With my son his dad and my mum were there. I didn't know if I'd want my mum there so she was on standby but I'm so so glad she was. I remember thinking "who will advocate the best for me and my wants should I be unable to" and it was my mum. Still is! She wasn't pushy about being there, simply said if I wanted her there she would be and if I didn't she wouldn't be offended or anything like that. My son's dad and I weren't together very long and I just knew he wouldn't truly advocate for me.

With my daughter it was me and him. I wanted my mum there but things happened fairly quickly and she arrived just after my daughter was born. It was still special and I still needed her because I had to go to theatre after as my placenta was stuck. Tbh it didn't matter that my daughters dad was there. I'd have has the same experience if it was just me and the medical staff!

Ponoka7 · 07/08/2025 21:22

diterictur · 07/08/2025 18:09

I think it's possible. I also did not have a great relationship with my mother.

But I also think that there are some really different ways of doing things in different communities.

I am in London and I would say very normal in my circle is equal parenting - often both parents working part time or flexibly - and very few people have regular grandparent support or grandparents nearby at all.

In other areas of the country, women live very close to their mums and their mums do more raising of the kids than the dads do and there's lots of jokey "oh men, what are they like?!" In that latter context, having your mum there at the birth is just going to feel quite different.

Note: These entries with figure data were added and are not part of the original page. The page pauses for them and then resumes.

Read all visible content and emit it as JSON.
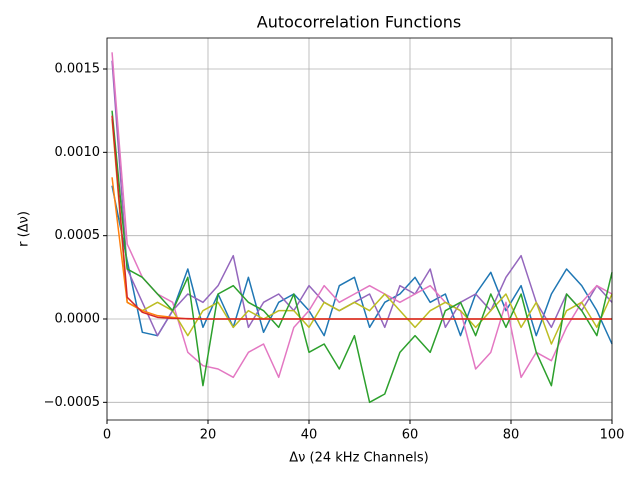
{
  "chart_data": {
    "type": "line",
    "title": "Autocorrelation Functions",
    "x_label": "Δν (24 kHz Channels)",
    "y_label": "r (Δν)",
    "x": [
      1,
      4,
      7,
      10,
      13,
      16,
      19,
      22,
      25,
      28,
      31,
      34,
      37,
      40,
      43,
      46,
      49,
      52,
      55,
      58,
      61,
      64,
      67,
      70,
      73,
      76,
      79,
      82,
      85,
      88,
      91,
      94,
      97,
      100
    ],
    "series": [
      {
        "color": "#1f77b4",
        "values": [
          0.0008,
          0.00035,
          -8e-05,
          -0.0001,
          5e-05,
          0.0003,
          -5e-05,
          0.00015,
          -5e-05,
          0.00025,
          -8e-05,
          0.0001,
          0.00015,
          5e-05,
          -0.0001,
          0.0002,
          0.00025,
          -5e-05,
          0.0001,
          0.00015,
          0.00025,
          0.0001,
          0.00015,
          -0.0001,
          0.00015,
          0.00028,
          5e-05,
          0.0002,
          -0.0001,
          0.00015,
          0.0003,
          0.0002,
          5e-05,
          -0.00015
        ]
      },
      {
        "color": "#9467bd",
        "values": [
          0.00155,
          0.0003,
          0.0001,
          -0.0001,
          5e-05,
          0.00015,
          0.0001,
          0.0002,
          0.00038,
          -5e-05,
          0.0001,
          0.00015,
          5e-05,
          0.0002,
          0.0001,
          5e-05,
          0.0001,
          0.00015,
          -5e-05,
          0.0002,
          0.00015,
          0.0003,
          -5e-05,
          0.0001,
          0.00015,
          5e-05,
          0.00025,
          0.00038,
          0.0001,
          -5e-05,
          0.00015,
          5e-05,
          0.0002,
          0.0001
        ]
      },
      {
        "color": "#e377c2",
        "values": [
          0.0016,
          0.00045,
          0.00025,
          0.00015,
          0.0001,
          -0.0002,
          -0.00028,
          -0.0003,
          -0.00035,
          -0.0002,
          -0.00015,
          -0.00035,
          -5e-05,
          5e-05,
          0.0002,
          0.0001,
          0.00015,
          0.0002,
          0.00015,
          0.0001,
          0.00015,
          0.0002,
          0.0001,
          5e-05,
          -0.0003,
          -0.0002,
          0.0001,
          -0.00035,
          -0.0002,
          -0.00025,
          -5e-05,
          0.0001,
          0.0002,
          0.00015
        ]
      },
      {
        "color": "#bcbd22",
        "values": [
          0.0012,
          0.0001,
          5e-05,
          0.0001,
          5e-05,
          -0.0001,
          5e-05,
          0.0001,
          -5e-05,
          5e-05,
          0,
          5e-05,
          5e-05,
          -5e-05,
          0.0001,
          5e-05,
          0.0001,
          5e-05,
          0.00015,
          5e-05,
          -5e-05,
          5e-05,
          0.0001,
          5e-05,
          -5e-05,
          5e-05,
          0.00015,
          -5e-05,
          0.0001,
          -0.00015,
          5e-05,
          0.0001,
          -5e-05,
          0.00015
        ]
      },
      {
        "color": "#2ca02c",
        "values": [
          0.00125,
          0.0003,
          0.00025,
          0.00015,
          5e-05,
          0.00025,
          -0.0004,
          0.00015,
          0.0002,
          0.0001,
          5e-05,
          -5e-05,
          0.00015,
          -0.0002,
          -0.00015,
          -0.0003,
          -0.0001,
          -0.0005,
          -0.00045,
          -0.0002,
          -0.0001,
          -0.0002,
          5e-05,
          0.0001,
          -0.0001,
          0.00015,
          -5e-05,
          0.00015,
          -0.0002,
          -0.0004,
          0.00015,
          5e-05,
          -0.0001,
          0.00028
        ]
      },
      {
        "color": "#ff7f0e",
        "values": [
          0.00085,
          0.0001,
          5e-05,
          2e-05,
          1e-05,
          0,
          0,
          0,
          0,
          0,
          0,
          0,
          0,
          0,
          0,
          0,
          0,
          0,
          0,
          0,
          0,
          0,
          0,
          0,
          0,
          0,
          0,
          0,
          0,
          0,
          0,
          0,
          0,
          0
        ]
      },
      {
        "color": "#d62728",
        "values": [
          0.00122,
          0.00013,
          4e-05,
          1e-05,
          4e-06,
          2e-06,
          0,
          0,
          0,
          0,
          0,
          0,
          0,
          0,
          0,
          0,
          0,
          0,
          0,
          0,
          0,
          0,
          0,
          0,
          0,
          0,
          0,
          0,
          0,
          0,
          0,
          0,
          0,
          0
        ]
      }
    ],
    "xlim": [
      0,
      100
    ],
    "xticks": [
      0,
      20,
      40,
      60,
      80,
      100
    ],
    "ylim": [
      -0.000606,
      0.001686
    ],
    "yticks": [
      {
        "value": -0.0005,
        "label": "−0.0005"
      },
      {
        "value": 0,
        "label": "0.0000"
      },
      {
        "value": 0.0005,
        "label": "0.0005"
      },
      {
        "value": 0.001,
        "label": "0.0010"
      },
      {
        "value": 0.0015,
        "label": "0.0015"
      }
    ],
    "grid": true
  }
}
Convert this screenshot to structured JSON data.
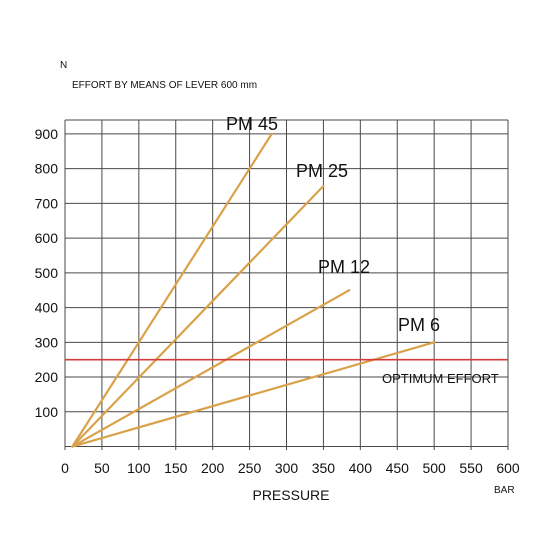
{
  "chart_data": {
    "type": "line",
    "title": "EFFORT BY MEANS OF LEVER 600 mm",
    "y_unit": "N",
    "xlabel": "PRESSURE",
    "x_unit": "BAR",
    "xlim": [
      0,
      600
    ],
    "ylim": [
      -10,
      940
    ],
    "x_ticks": [
      0,
      50,
      100,
      150,
      200,
      250,
      300,
      350,
      400,
      450,
      500,
      550,
      600
    ],
    "y_ticks": [
      100,
      200,
      300,
      400,
      500,
      600,
      700,
      800,
      900
    ],
    "grid": true,
    "series": [
      {
        "name": "PM 45",
        "x": [
          10,
          280
        ],
        "y": [
          0,
          900
        ]
      },
      {
        "name": "PM 25",
        "x": [
          10,
          350
        ],
        "y": [
          0,
          750
        ]
      },
      {
        "name": "PM 12",
        "x": [
          10,
          385
        ],
        "y": [
          0,
          450
        ]
      },
      {
        "name": "PM 6",
        "x": [
          10,
          500
        ],
        "y": [
          0,
          300
        ]
      }
    ],
    "reference_line": {
      "label": "OPTIMUM EFFORT",
      "y": 250
    },
    "colors": {
      "series": "#D9A24A",
      "reference": "#D43B3B",
      "grid": "#4A4A4A"
    }
  }
}
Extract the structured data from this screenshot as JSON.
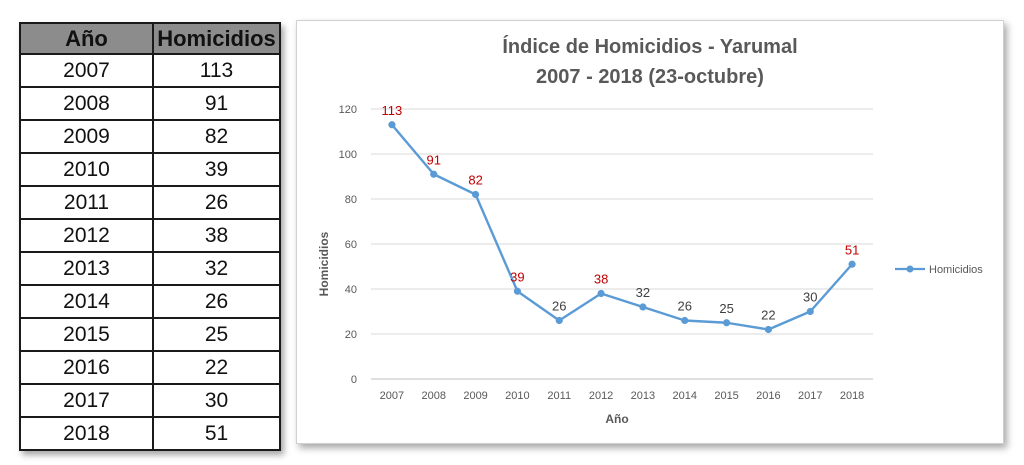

Maybe it's because I didn't have a great mum but I never wanted the latter type of family model. Always wanted a DH who would be a great support and an equal partner.

And in some areas of the country children grow up in extended families. There's an in between your two examples. I'm in Merseyside, there's as many Dads, grandads, Uncles etc at school pick up/drop off as there are mums. There's no excuses made for useless Dads. I'm near 60, men would be the breadwinners because they could earn more, but each would have their role. It was a lot less isolated than today. Women in many countries are a big suport system to each other.
I was my DDs birth partner, with her partner. She had home, pool, births. She welcomed my help in establishing and carrying on with breastfeeding. I'm a support to all my adult children, in different ways, because they have different personalities and needs. That doesn't mean that we are emeshed. We don't talk everyday. I don't ask, if they don't tell me, they don't particularly want me to know and I've got a full life.

hmmimnotsurewhy · 07/08/2025 21:23

No way and we are very close. She didn’t want to either. This is such a weird thing to me and would feel so grossed out.

hmmimnotsurewhy · 07/08/2025 21:26

I feel most grossed out by those home births where all the kids are spectators and just milling about.

gamerchick · 07/08/2025 21:27

God no.

She wouldn't have anyway. She's not that sort of mother.